Let's try that again.

Maybe you'll like this one better?

Actually, that is sort of cool, but it's not really much of a photograph of the subject. (The subject, by the way, is an aspiring model who wanted some interesting pictures for a portfolio page.) That's what the image would have looked like shot on 800 speed film, which is about the fastest you can buy unless you're really hooked up.

But wait!

I actually shot this at ISO12,800 on a Rebel T1i. What did that look like?

That is with no exposure adjustment in post.

Holy Toledo.

Handheld, no flash, ambient lighting - and it was so dark that even with my human eyes, which are far more sensitive than any camera, I could barely see the model. (My eyes don't have such a good focal range but I have excellent night vision.) And this is the cheap model, with a slow lens - aperture was f5.6, the maximum aperture of the lens at this focal length. The newer high-end dSLR cameras will go up to four times faster than this. And even sticking with the T1i, I have a lens that has a maximum aperture two stops larger.

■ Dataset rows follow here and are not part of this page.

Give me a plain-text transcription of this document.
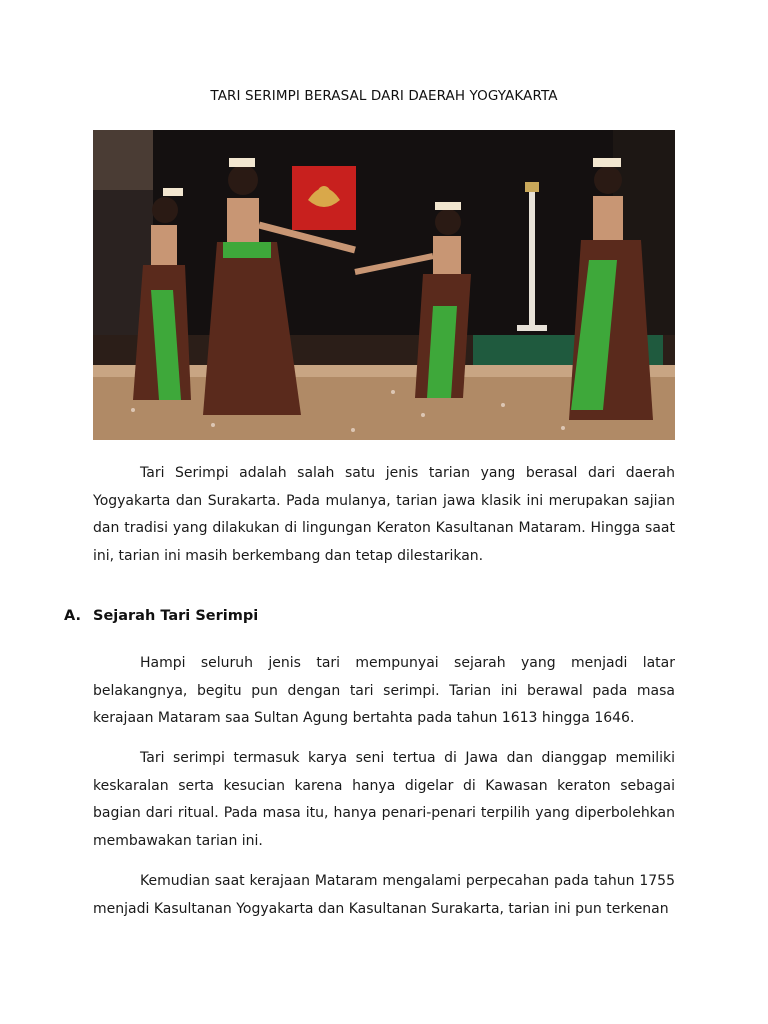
TARI SERIMPI BERASAL DARI DAERAH YOGYAKARTA

Tari Serimpi adalah salah satu jenis tarian yang berasal dari daerah Yogyakarta dan Surakarta. Pada mulanya, tarian jawa klasik ini merupakan sajian dan tradisi yang dilakukan di lingungan Keraton Kasultanan Mataram. Hingga saat ini, tarian ini masih berkembang dan tetap dilestarikan.

A. Sejarah Tari Serimpi

Hampi seluruh jenis tari mempunyai sejarah yang menjadi latar belakangnya, begitu pun dengan tari serimpi. Tarian ini berawal pada masa kerajaan Mataram saa Sultan Agung bertahta pada tahun 1613 hingga 1646.

Tari serimpi termasuk karya seni tertua di Jawa dan dianggap memiliki keskaralan serta kesucian karena hanya digelar di Kawasan keraton sebagai bagian dari ritual. Pada masa itu, hanya penari-penari terpilih yang diperbolehkan membawakan tarian ini.

Kemudian saat kerajaan Mataram mengalami perpecahan pada tahun 1755 menjadi Kasultanan Yogyakarta dan Kasultanan Surakarta, tarian ini pun terkenan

The US Army has as one of its mottoes, "We own the night." Digital photographers are about to start trespassing on the Army's territory. When I think of the amazing photographs I could have taken with this technology in my former studio, or at Goth clubs and fashion shows, it just about makes me want to cry.

True, this is a little noisy, but I could have gone down a stop on sensitivity and that would have gotten rid of a lot of it. With a faster lens I could have gotten two stops down in sensitivity, gotten the same exposure, and the noise would have been scarcely noticeable especially with a little post.